∇Sim: DIFFERENTIABLE SIMULATION FOR SYSTEM IDENTIFICATION AND VISUOMOTOR CONTROL https://gradsim.github.io



Figure 1 : ∇Sim is a unified differentiable rendering and multiphysics framework that allows solving a range of control and parameter estimation tasks (rigid bodies, deformable solids, and cloth) directly from images/video.

ABSTRACT

We consider the problem of estimating an object's physical properties such as mass, friction, and elasticity directly from video sequences. Such a system identification problem is fundamentally ill-posed due to the loss of information during image formation. Current solutions require precise 3D labels which are labor-intensive to gather, and infeasible to create for many systems such as deformable solids or cloth. We present ∇Sim, a framework that overcomes the dependence on 3D supervision by leveraging differentiable multiphysics simulation and differentiable rendering to jointly model the evolution of scene dynamics and image formation.
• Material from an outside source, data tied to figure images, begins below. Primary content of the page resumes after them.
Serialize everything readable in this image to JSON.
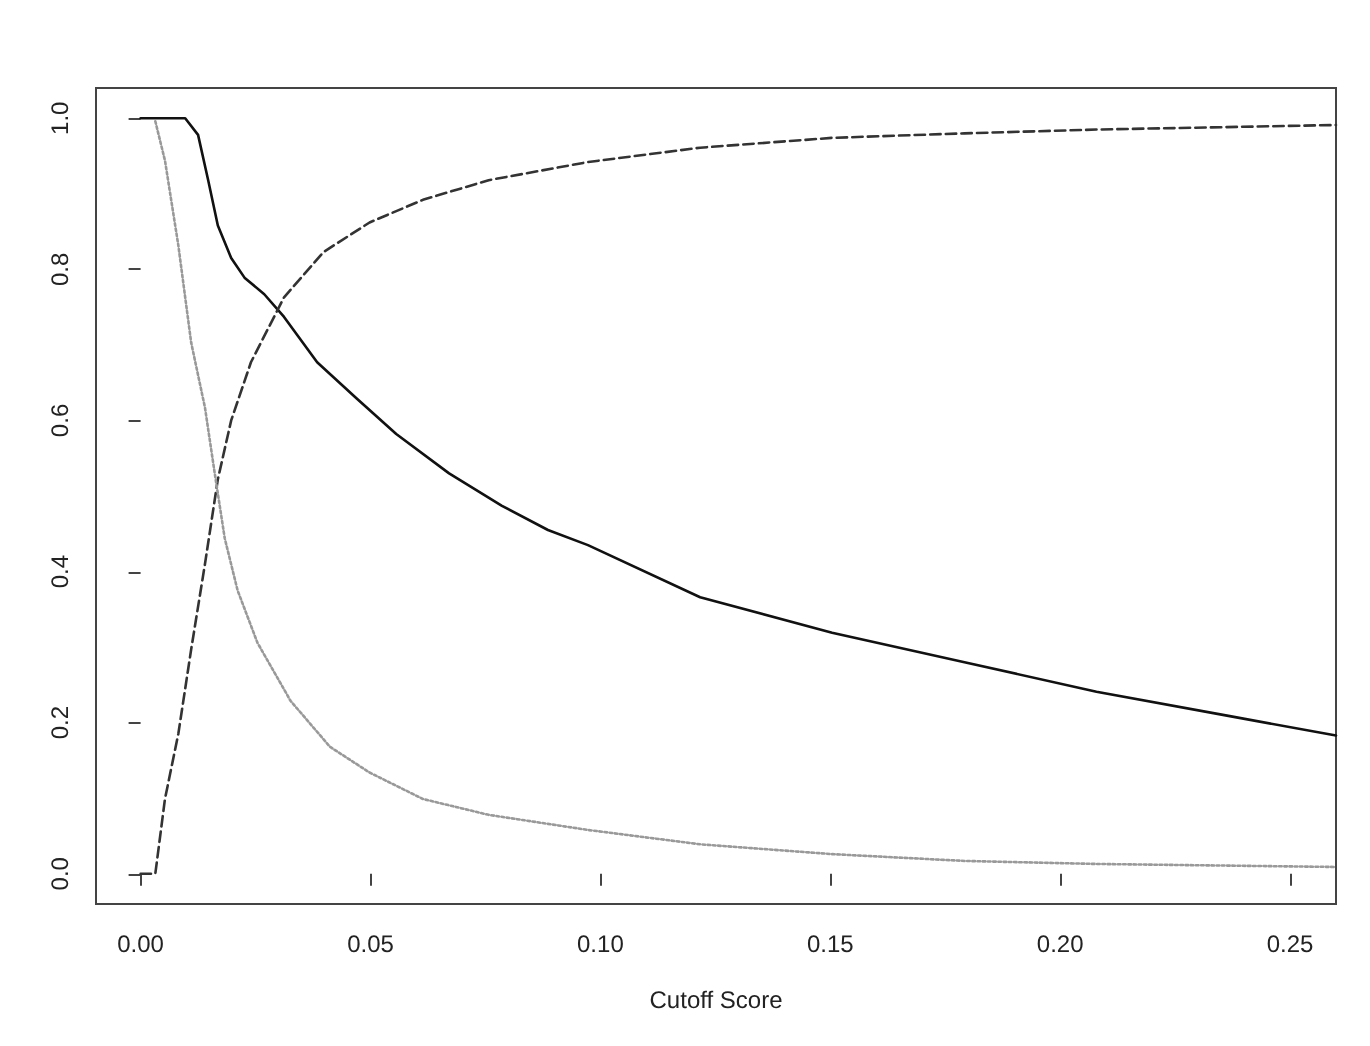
{
  "chart_data": {
    "type": "line",
    "xlabel": "Cutoff Score",
    "xlim": [
      -0.0097,
      0.26
    ],
    "ylim": [
      -0.04,
      1.04
    ],
    "xticks": [
      {
        "value": 0,
        "label": "0.00"
      },
      {
        "value": 0.05,
        "label": "0.05"
      },
      {
        "value": 0.1,
        "label": "0.10"
      },
      {
        "value": 0.15,
        "label": "0.15"
      },
      {
        "value": 0.2,
        "label": "0.20"
      },
      {
        "value": 0.25,
        "label": "0.25"
      }
    ],
    "yticks": [
      {
        "value": 0,
        "label": "0.0"
      },
      {
        "value": 0.2,
        "label": "0.2"
      },
      {
        "value": 0.4,
        "label": "0.4"
      },
      {
        "value": 0.6,
        "label": "0.6"
      },
      {
        "value": 0.8,
        "label": "0.8"
      },
      {
        "value": 1,
        "label": "1.0"
      }
    ],
    "grid": false,
    "marker": "none",
    "series": [
      {
        "color": "#111111",
        "line_style": "solid",
        "x": [
          0,
          0.0097,
          0.0125,
          0.0147,
          0.0168,
          0.0197,
          0.0226,
          0.0269,
          0.0312,
          0.0384,
          0.047,
          0.0556,
          0.0671,
          0.0786,
          0.0886,
          0.0973,
          0.1217,
          0.1504,
          0.1792,
          0.2079,
          0.2366,
          0.26
        ],
        "values": [
          1,
          1,
          0.978,
          0.918,
          0.858,
          0.815,
          0.789,
          0.767,
          0.737,
          0.677,
          0.629,
          0.582,
          0.53,
          0.487,
          0.455,
          0.435,
          0.366,
          0.319,
          0.28,
          0.241,
          0.209,
          0.183
        ]
      },
      {
        "color": "#333333",
        "line_style": "dashed",
        "x": [
          0,
          0.0032,
          0.0053,
          0.0082,
          0.011,
          0.014,
          0.0168,
          0.0197,
          0.024,
          0.0312,
          0.0398,
          0.0498,
          0.0614,
          0.0757,
          0.0973,
          0.1217,
          0.1504,
          0.1792,
          0.2079,
          0.26
        ],
        "values": [
          0,
          0,
          0.099,
          0.185,
          0.297,
          0.41,
          0.522,
          0.6,
          0.677,
          0.763,
          0.823,
          0.862,
          0.892,
          0.918,
          0.942,
          0.961,
          0.974,
          0.98,
          0.985,
          0.991
        ]
      },
      {
        "color": "#999999",
        "line_style": "dotted",
        "x": [
          0.0032,
          0.0053,
          0.0082,
          0.011,
          0.014,
          0.0161,
          0.0183,
          0.0211,
          0.0254,
          0.0326,
          0.0412,
          0.0498,
          0.0614,
          0.0757,
          0.0973,
          0.1217,
          0.1504,
          0.1792,
          0.2079,
          0.26
        ],
        "values": [
          0.996,
          0.944,
          0.832,
          0.703,
          0.617,
          0.531,
          0.444,
          0.375,
          0.306,
          0.229,
          0.168,
          0.134,
          0.099,
          0.078,
          0.058,
          0.039,
          0.026,
          0.017,
          0.013,
          0.009
        ]
      }
    ]
  }
}
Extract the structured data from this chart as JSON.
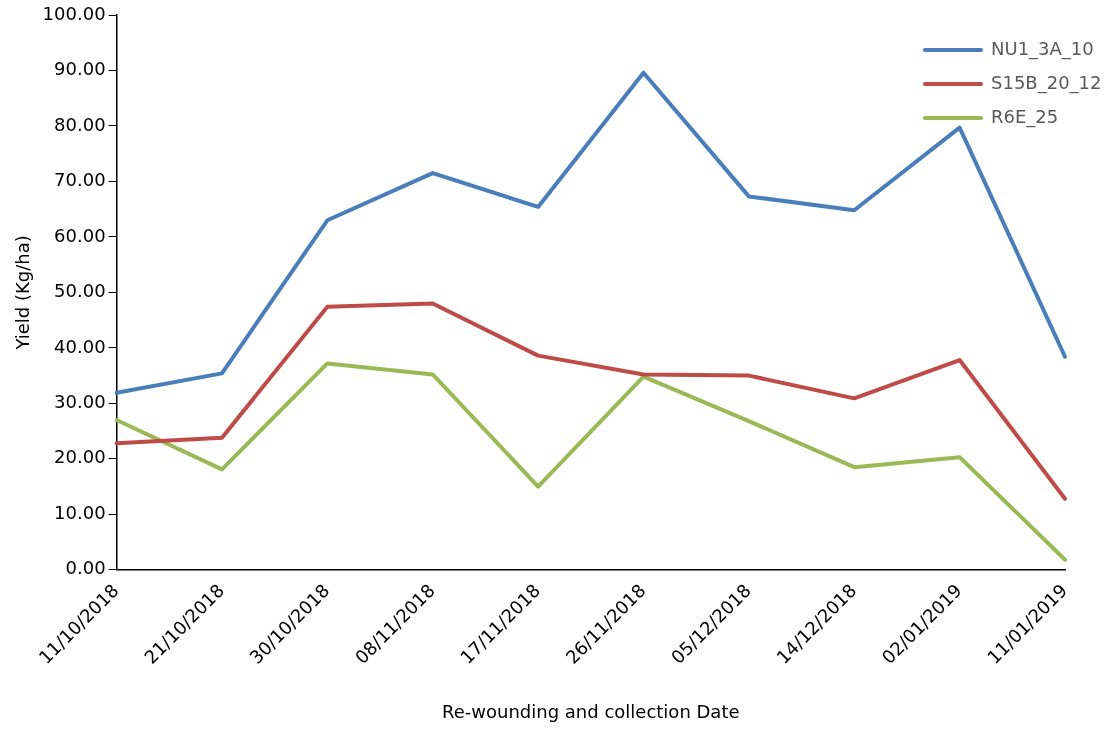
{
  "chart_data": {
    "type": "line",
    "xlabel": "Re-wounding and collection Date",
    "ylabel": "Yield (Kg/ha)",
    "categories": [
      "11/10/2018",
      "21/10/2018",
      "30/10/2018",
      "08/11/2018",
      "17/11/2018",
      "26/11/2018",
      "05/12/2018",
      "14/12/2018",
      "02/01/2019",
      "11/01/2019"
    ],
    "series": [
      {
        "name": "NU1_3A_10",
        "color": "#4a7ebb",
        "values": [
          31.9,
          35.4,
          63.0,
          71.5,
          65.4,
          89.6,
          67.3,
          64.8,
          79.7,
          38.4
        ]
      },
      {
        "name": "S15B_20_12",
        "color": "#be4b48",
        "values": [
          22.8,
          23.8,
          47.4,
          48.0,
          38.6,
          35.2,
          35.0,
          30.9,
          37.8,
          12.8
        ]
      },
      {
        "name": "R6E_25",
        "color": "#98b954",
        "values": [
          27.0,
          18.1,
          37.2,
          35.2,
          15.0,
          34.8,
          26.8,
          18.5,
          20.3,
          1.8
        ]
      }
    ],
    "ylim": [
      0,
      100
    ],
    "yticks": [
      {
        "value": 0,
        "label": "0.00"
      },
      {
        "value": 10,
        "label": "10.00"
      },
      {
        "value": 20,
        "label": "20.00"
      },
      {
        "value": 30,
        "label": "30.00"
      },
      {
        "value": 40,
        "label": "40.00"
      },
      {
        "value": 50,
        "label": "50.00"
      },
      {
        "value": 60,
        "label": "60.00"
      },
      {
        "value": 70,
        "label": "70.00"
      },
      {
        "value": 80,
        "label": "80.00"
      },
      {
        "value": 90,
        "label": "90.00"
      },
      {
        "value": 100,
        "label": "100.00"
      }
    ],
    "grid": false,
    "legend": "top right",
    "marker": "none",
    "line_style": "solid"
  }
}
This novel combination enables backpropagation from pixels in a video sequence through to the underlying physical attributes that generated them. Moreover, our unified computation graph -spanning from the dynamics and through the rendering process -enables learning in challenging visuomotor control tasks, without relying on state-based (3D) supervision, while obtaining performance competitive to or better than techniques that rely on precise 3D labels.

1. INTRODUCTION

Accurately predicting the dynamics and physical characteristics of objects from image sequences is a long-standing challenge in computer vision. This end-to-end reasoning task requires a fundamental understanding of both the underlying scene dynamics and the imaging process. Imagine watching a short video of a basketball bouncing off the ground and ask: "Can we infer the mass and elasticity of the ball, predict its trajectory, and make informed decisions, e.g., how to pass and shoot?" These seemingly simple questions are extremely challenging to answer even for modern computer vision models. The underlying physical attributes of objects and the system dynamics need to be modeled and estimated, all while accounting for the loss of information during 3D to 2D image formation. Depending on the assumptions on the scene structre and dynamics, three types of solutions exist: black, grey, or white box. Black box methods (Watters et al., 2017; Xu et al., 2019b; Janner et al., 2019; Chang et al., 2016) model the state of a dynamical system (such as the basketball's trajectory in time) as a learned embedding of its states or observations. These methods require few prior assumptions about the system itself, but lack interpretability due to entangled variational factors (Chen et al., 2016) or due to the ambiguities in unsupervised learning (Greydanus et al., 2019; Cranmer et al., 2020b) . Recently, grey box methods (Mehta et al., 2020) leveraged partial knowledge about the system dynamics to improve performance. In contrast, white box methods (Degrave et al., 2016; Liang et al., 2019; Hu et al., 2020; Qiao et al., 2020) impose prior knowledge by employing explicit dynamics models, reducing the space of learnable parameters and improving system interpretability.